Anyway, for all their detail, the passages about AA come around a couple of times to the same conclusion: that the program works, even for those who find it horribly simplistic, but no one knows why or how. See the following quotations:
"What metro Boston AAs are trite but correct about is that both destiny's kisses and its dope-slaps illustrate an individual person's basic personal powerlessness over the really meaningful events in his life: i.e. almost nothing important that ever happens to you happens because you engineer it." (p. 291)
A variation, perhaps, on John Lennon's famous quote about life being what happens to you while you're making other plans - but really quite difficult to accept (especially for someone like me) when you think about it. And then, further on, DFW breaks AA's axiomatic program down further:
"How do trite things get to be trite? Why is the truth usually not just uninteresting but anti-interesting?" (p. 358)
I can't figure out if this is the character or the author talking. In either case, I'm going to have to think about it for a while.
And now, words:
1. nystagmic (adj.) Characterized by involuntary, rapid, oscillating movement of the eyeballs (most commonly from side to side).
2. Levantine (adj.) Of or pertaining to the Levant [basically, the Far East]; in early use, pertaining to the east, eastern.

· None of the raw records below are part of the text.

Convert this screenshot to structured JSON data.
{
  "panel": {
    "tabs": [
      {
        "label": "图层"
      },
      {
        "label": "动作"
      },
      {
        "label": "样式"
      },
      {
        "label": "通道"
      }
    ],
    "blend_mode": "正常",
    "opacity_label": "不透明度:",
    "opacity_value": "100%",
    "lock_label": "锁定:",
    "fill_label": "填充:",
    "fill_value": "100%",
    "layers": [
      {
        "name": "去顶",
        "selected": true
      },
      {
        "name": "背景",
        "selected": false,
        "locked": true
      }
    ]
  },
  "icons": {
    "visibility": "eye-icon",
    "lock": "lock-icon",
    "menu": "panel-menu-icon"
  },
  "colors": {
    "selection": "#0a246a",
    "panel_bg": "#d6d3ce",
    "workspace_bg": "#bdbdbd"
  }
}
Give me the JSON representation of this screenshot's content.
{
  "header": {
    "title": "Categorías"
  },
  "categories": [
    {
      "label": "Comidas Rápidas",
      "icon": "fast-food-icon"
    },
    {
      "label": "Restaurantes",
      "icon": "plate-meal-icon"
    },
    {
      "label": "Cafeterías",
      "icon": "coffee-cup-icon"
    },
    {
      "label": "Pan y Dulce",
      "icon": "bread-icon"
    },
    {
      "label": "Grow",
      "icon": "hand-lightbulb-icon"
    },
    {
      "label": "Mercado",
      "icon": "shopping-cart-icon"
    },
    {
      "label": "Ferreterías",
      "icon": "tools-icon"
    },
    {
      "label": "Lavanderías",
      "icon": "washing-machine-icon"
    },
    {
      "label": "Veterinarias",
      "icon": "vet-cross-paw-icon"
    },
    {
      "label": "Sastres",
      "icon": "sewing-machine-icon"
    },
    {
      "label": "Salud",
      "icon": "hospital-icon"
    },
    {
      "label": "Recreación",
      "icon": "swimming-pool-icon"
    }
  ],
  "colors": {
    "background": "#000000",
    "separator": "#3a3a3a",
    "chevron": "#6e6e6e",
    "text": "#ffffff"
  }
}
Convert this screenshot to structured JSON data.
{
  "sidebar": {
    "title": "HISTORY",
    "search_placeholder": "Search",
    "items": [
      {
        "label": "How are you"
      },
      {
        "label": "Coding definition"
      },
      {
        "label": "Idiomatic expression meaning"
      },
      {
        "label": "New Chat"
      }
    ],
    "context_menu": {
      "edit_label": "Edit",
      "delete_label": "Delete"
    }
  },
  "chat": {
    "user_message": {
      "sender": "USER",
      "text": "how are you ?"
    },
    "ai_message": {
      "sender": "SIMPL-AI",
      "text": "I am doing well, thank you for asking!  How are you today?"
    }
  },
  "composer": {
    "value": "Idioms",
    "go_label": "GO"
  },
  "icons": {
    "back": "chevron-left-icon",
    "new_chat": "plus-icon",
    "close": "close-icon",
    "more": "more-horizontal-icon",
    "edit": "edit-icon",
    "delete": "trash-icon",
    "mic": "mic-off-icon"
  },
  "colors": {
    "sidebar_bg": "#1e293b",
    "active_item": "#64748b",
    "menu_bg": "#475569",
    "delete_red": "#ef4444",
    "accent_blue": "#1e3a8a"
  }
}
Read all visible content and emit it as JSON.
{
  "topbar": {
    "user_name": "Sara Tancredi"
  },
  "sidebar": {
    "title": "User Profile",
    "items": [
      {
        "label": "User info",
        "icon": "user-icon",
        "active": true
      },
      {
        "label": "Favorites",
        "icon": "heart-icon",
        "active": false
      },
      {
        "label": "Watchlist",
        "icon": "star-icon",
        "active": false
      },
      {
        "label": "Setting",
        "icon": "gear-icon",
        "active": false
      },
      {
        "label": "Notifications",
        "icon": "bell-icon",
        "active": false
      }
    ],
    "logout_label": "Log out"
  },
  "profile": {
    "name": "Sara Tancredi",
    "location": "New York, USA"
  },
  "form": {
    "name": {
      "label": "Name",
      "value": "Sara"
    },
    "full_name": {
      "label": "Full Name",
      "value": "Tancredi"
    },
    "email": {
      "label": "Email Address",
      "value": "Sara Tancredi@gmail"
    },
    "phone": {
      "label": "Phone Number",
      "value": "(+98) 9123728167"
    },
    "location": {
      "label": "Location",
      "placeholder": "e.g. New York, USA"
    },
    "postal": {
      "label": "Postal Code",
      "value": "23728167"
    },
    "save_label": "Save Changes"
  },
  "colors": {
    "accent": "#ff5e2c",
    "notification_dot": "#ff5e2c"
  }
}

Also, recalling or resembling the manners of the Levantines.
3. lordotic (adj.) Characteristic of anterior curvature of the spine, producing convexity in front (occurring as a physical deformity).
4. ascapartic (adj.) According to the Infinite Jest wiki: "A word coined by Wallace, it means gigantic, as Ascapart was a giant depicted in the fiction of, among other people, J.R.R. Tolkien."
5. bilirubin (n.) A reddish pigment, C33H36O6N4, occurring in bile.
6. candent (adj.) At a white heat; glowing with heat.
7. felo de se (n.?)- One who ‘deliberately puts an end to his own existence, or commits any unlawful malicious act, the consequence of which is his own death’ (Blackstone).
8. mucronate (adj.) - terminating in a point, as an organ.
9. solander (n.) - A box made in the form of a book, used for holding botanical specimens, papers, maps, etc.
10. GAUDEAMUS IGITUR - Latin for "Let us rejoice"
11. prognathous (adj.) Having projecting or forward-pointing jaws, teeth, mandibles, etc.; having a facial angle of less than 90°.